On-device ASR is critical for privacy and real-time applications such as voice assistants and live translation. Frameworks like TensorFlow Lite optimize static models via quantization and operator fusion [1], but problems arise when using the dynamic control flow and variable-length tensor of transformer ASRs[2], which support multi-head attention and token prediction [3]. Consequently, CPUs remain the most practical inference engine, but their parallelism ability is overlooked. RAPID-ASR bridges this gap by uniting runtime graph partitioning, branch-aware memory allocation, and multithreaded execution.



## II. METHOD

a) Method Explanation: RAPID-ASR begins by performing runtime graph analysis on the transformer's dynamic compute graph at inference time, partitioning nodes into dependency-resolved layers and isolating independent branches for potential parallel execution; it then employs branch-aware memory allocation, tagging each tensor with a combined Layer–Branch–Index identifier and placing it in a dedicated memory arena to eliminate read-after-write conflicts and manage lifecycles (including safe dynamic reallocations) at branch granularity; finally, BEAT's multithreaded execution dispatches these branch tasks to a fixed pool of worker threads with dynamic work-stealing, minimizing synchronization to layer boundaries and maximizing CPU core utilization without any intrusive model modifications (Fig. 1).

*b) Evaluation Results:* To assess RAPID-ASR's effectiveness, we deployed Whisper and Conformer-CTC ASR models [4] via TensorFlow Lite 2.17.0 on four representative CPU platforms (Dimensity 8100, Kirin 980, Google Tensor,



Fig. 2: End-to-end inference latency comparison of Whisper and Conformer.

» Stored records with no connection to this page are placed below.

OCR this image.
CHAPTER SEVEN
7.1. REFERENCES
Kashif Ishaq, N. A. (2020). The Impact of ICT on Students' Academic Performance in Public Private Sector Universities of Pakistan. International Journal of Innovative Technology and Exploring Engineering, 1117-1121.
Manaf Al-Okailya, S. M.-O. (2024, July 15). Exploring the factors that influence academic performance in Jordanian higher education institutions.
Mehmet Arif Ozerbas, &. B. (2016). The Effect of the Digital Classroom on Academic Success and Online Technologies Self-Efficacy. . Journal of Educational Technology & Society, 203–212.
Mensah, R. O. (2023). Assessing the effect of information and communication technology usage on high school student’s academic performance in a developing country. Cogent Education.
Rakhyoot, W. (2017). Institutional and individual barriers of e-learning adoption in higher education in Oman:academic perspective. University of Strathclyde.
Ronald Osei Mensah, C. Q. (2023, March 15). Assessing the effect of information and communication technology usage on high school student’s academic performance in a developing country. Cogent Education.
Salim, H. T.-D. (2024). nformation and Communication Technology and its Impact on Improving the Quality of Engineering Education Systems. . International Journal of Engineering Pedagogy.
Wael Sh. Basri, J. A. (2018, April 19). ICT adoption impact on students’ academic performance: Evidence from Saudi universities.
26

and Raspberry Pi 4B). Using LibriSpeech test clips (3–15 s at 16 kHz), we measured end-to-end inference latency, memory allocation performance (including peak arena usage), and total energy consumption, averaging five runs per configuration on all available CPU cores. Compared to the standard TFLite CPU runtime, RAPID-ASR achieves up to 38.5% reduction in latency (especially on models with extensive branching), accelerates memory allocation by up to 15.6× (Fig. 2) while keeping peak memory overhead below 5MB, and reduces total energy consumption by up to 24.6% through higher instantaneous CPU utilization over shorter runtimes.

### **III.** CONCLUSION

RAPID-ASR is a lightweight transformer ASR runtime for mobile CPUs that uses branch-aware graph analysis and memory isolation to deliver significant reductions in latency, memory footprint, and energy consumption. Future work will add adaptive scheduling for shared-resource environments and dynamic-tensor support on NPUs, further closing the gap to heterogeneous edge inference.

#### REFERENCES

- M. Abadi, A. Agarwal, and et al., "Tensorflow: Large-scale machine learning on heterogeneous systems," Software available from tensorflow.org, 2015.
- [2] A. Vaswani, N. Shazeer, and et al., "Attention Is All You Need," in Advances in Neural Information Processing Systems, 2017, vol. 30.
- [3] X. Yang, Q. Qi, and et al., "Towards efficient inference: Adaptively cooperate in heterogeneous IoT edge cluster," in *Proceedings of the IEEE International Conference on Distributed Computing Systems (ICDCS)*. IEEE, 2021, pp. 12–23.
- [4] A. Gulati, J. Qin, and et al., "Conformer: Convolution-augmented Transformer for Speech Recognition," arXiv preprint arXiv:2005.08100, 2020.